Mungkin sebagian masyarakat hanya menganggap peristiwa Vikinisasi sama seperti fenomena-fenomena sebelumnya yang cepat atau lambat ditelan bumi dan hilang. Namun, bila kita kaitkan fenomena ini dengan dunia ketatabahasaan kita maka akan ditemui sebuah fakta menarik. Bahwa ternyata banyak diantara oknum-oknum tokoh publik yang menggunakan motif vikinisasi dalam berbagai penampilanya didepan khalayak. Dalam artian yang terpenting adalah mereka tampak meyakinkan dengan bahasa intelek ditaburi bahasa Inggris, masalah khalayak mampu mencerna kata-kata itu atau tidak bukanlah sesuatu yang perlu dipusingkan bagi mereka.
Bahasa asing telah digunakan sebagai lambang supremasi oleh oknum-oknum tertentu. Jadi tidak penting apakah pendengar memahami apa yang mereka bicarakan, namun yang terpenting adalah mereka dapat mendongkrak “nilai” di depan pendengar dengan penggunaan-penggunaan bahasa asing terebut. Khalayak berlomba-lomba tampil dengan bahasa-bahasa asing yang belum tentu di pahami oleh publik semata-mata agar terlihat lebih intelek. Dalam bahasa sederhana dapat diartikan bahsa seseorang yang bisa berbahasa asing dalam hal ini bahasa inggris, adalah mereka yang “wah” secara intelektual. Tentulah hal ini perlu dikaji ulang, mengingat ada fakta-fakta yang terkait dengan pandangan keliru ini.

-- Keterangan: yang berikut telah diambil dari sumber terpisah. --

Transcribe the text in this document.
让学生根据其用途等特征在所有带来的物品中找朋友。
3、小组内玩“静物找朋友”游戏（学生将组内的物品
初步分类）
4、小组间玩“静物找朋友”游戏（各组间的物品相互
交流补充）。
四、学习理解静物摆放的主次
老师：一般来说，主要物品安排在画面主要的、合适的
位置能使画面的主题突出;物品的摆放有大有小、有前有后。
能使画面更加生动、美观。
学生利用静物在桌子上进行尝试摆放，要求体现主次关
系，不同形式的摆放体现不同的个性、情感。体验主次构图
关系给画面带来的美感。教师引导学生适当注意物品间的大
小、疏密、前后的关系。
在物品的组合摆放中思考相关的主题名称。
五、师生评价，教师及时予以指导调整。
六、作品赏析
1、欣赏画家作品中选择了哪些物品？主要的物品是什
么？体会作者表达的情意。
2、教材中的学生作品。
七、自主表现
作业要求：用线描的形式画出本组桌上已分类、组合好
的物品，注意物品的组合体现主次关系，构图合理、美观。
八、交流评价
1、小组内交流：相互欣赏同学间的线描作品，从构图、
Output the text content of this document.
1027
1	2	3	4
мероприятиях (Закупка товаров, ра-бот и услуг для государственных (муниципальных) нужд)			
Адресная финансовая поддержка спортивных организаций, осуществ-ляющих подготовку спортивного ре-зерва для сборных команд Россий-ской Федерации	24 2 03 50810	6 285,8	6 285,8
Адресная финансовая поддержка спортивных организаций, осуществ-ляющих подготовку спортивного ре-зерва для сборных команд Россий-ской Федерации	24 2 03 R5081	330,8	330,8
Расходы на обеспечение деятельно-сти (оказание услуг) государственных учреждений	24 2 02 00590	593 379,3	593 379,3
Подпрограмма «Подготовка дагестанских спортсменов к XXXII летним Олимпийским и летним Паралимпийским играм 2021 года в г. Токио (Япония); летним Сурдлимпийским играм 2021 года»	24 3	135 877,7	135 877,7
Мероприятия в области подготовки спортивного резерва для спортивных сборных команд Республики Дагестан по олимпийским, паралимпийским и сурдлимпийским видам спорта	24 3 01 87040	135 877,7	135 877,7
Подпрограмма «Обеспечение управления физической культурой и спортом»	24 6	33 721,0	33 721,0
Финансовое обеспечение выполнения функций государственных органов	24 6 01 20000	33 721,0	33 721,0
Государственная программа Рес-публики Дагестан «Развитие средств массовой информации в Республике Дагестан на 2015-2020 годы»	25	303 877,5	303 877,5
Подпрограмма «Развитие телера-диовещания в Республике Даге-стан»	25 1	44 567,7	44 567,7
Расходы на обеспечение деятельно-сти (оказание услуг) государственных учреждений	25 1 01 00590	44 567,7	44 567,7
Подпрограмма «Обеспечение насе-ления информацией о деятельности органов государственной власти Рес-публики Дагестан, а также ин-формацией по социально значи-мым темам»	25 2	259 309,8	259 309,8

Dunia Intelektual di Indonesia memang senantiasa penuh dengan mitos-mitos. Banyak yang menganggap bahwa kemampuan bahasa Inggris adalah sesuatu yang wajib, sehingga akan menimbulkan dosa besar bagi mereka yang tidak menguasainya. Tapi tahukah anda bahwa Prof Rhenald Kasali, seorang pakar manajemen terkemuka, saat berangkat kuliah ke Amerika Serikat (AS) dengan bahasa Inggris pas-pasan? Tahukah anda bahwa Prof Yohannes Surya juga berangkat ke Amerika dengan kondisi bahasa Inggris yang juga hancur-hancuran?. Beberapa waktu silam, di acara KickAndy, Rhenald Kasali, yang mendapatkan master dan PhD di Amerika Serikat, berterus-terang kalau dirinya tak bisa bahasa Inggris saat lulus dari Fakultas Ekonomi Universitas Indonesia (UI). Lain lagi dengan Yohannes Surya. Pakar fisika, yang sukses mengorbitkan siswa-siswa cerdas Indonesia hingga meraih 75 medali emas olimpiade fisika ini, hanya memiliki Toefl 415 saat mengajukan beasiswa ke Amerika Serikat. Tetulah kedua contoh diatas sudah cukup menggambarkan bahwa pamer intelektual dengan bahasa adalah sesuatu yang perlu di koreksi. Karena apabila hal ini terus berlanjut akan semakin mengancam eksistensi bahsa Indonesia di negrinya sendiri.
Memang benar kita perlu menglengkapi diri dengan penguasaan bahasa internasional, hal ini semata-mata untuk mengikuti perkembangan keilmuan yang ada saat ini, dimana keilmuan cenderung “dimonopoli” oleh bahasa internasional tersebut. Tetapi alangkah bijaknya bila masalah perbahasaan ini diletakan pada situasi dan kondisi tertentu yang memang relevan dengan penggunaan bahasa internasioanal. Misalnya pada saat forum internsional, saat forum intelektual multi bangsa. Bukan pada forum-forum dimana terdapat orang awam yang kurang paham dengan penggunaan-penggunaan bahasa asing. Bukan pula pada tataran kampanye calon lurah ala Vicky Prasetyo.